Anna Egbert, Ph.D., arrived at St. Joseph’s University intending to facilitate an inclusive educational environment that encouraged her students to embrace the differences of others.
Since joining the psychology department at the Brooklyn Campus for the fall 2022 semester, Dr. Egbert is establishing a lab dedicated to studying factors that promote healthy brain and cognitive aging, as well as adverse factors, such as living with chronic stress related to stigma.
“My teaching activities emphasize learning by doing,” Dr. Egbert said. “I prioritize using active learning tools and encouraging my students to take advantage of hands-on opportunities.”
A Summer Research Grant
In early 2023, Dr. Egbert received a summer research grant from the University for a project that seeks to shutter stigma and discrimination in marginalized populations, such as with people of color, LGBTQ+ people, the gender-diverse population and individuals living with HIV.

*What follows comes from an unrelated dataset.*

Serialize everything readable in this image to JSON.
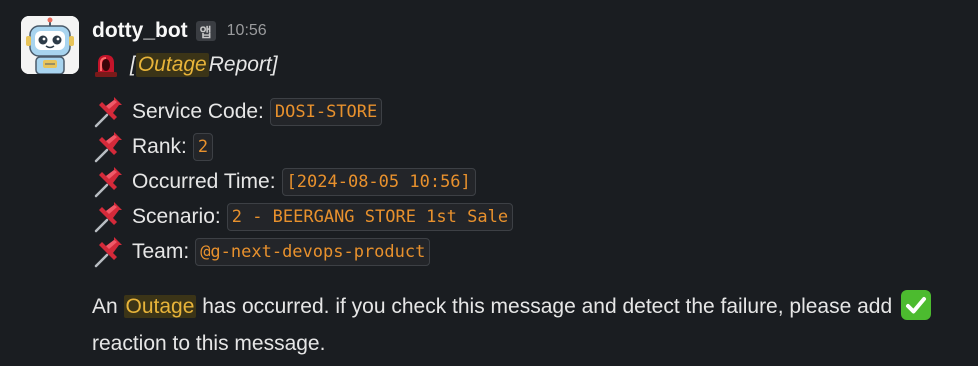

Dr. Egbert is no stranger to the field of study, having focused her doctoral work at the University of Warsaw on HIV infection and the intersecting effects of aging on psychiatric, cognitive and brain health.
The research associated with Dr. Egbert’s grant will create training opportunities for students interested in the Summer Undergraduate Research Fellowships (SURF) program at St. Joseph’s.
“This research project opens new opportunities for students’ hands-on learning of how to conduct psychological research and disseminate scientific knowledge to a wide range of audiences,” Dr. Egbert said.
“To date, I have gathered a group of five research assistants who are part of conducting this research,” she added. “They will be presenting our studies at the SJNY Research Symposium.”
Past Research
Dr. Egbert’s past research yielded groundbreaking evidence and led to her joining the Aging, Mobility and Cognitive Neuroscience Lab, Faculty of Medicine at the University of British Columbia in Vancouver, Canada, as a post-doctoral fellow.
In 2020, Dr. Egbert published a first-of-its-kind systematic review of neuroimaging observations of the brain consequences of SARS-CoV-2. She has since published an article about the rise in depression among adults worldwide amid the COVID-19 pandemic.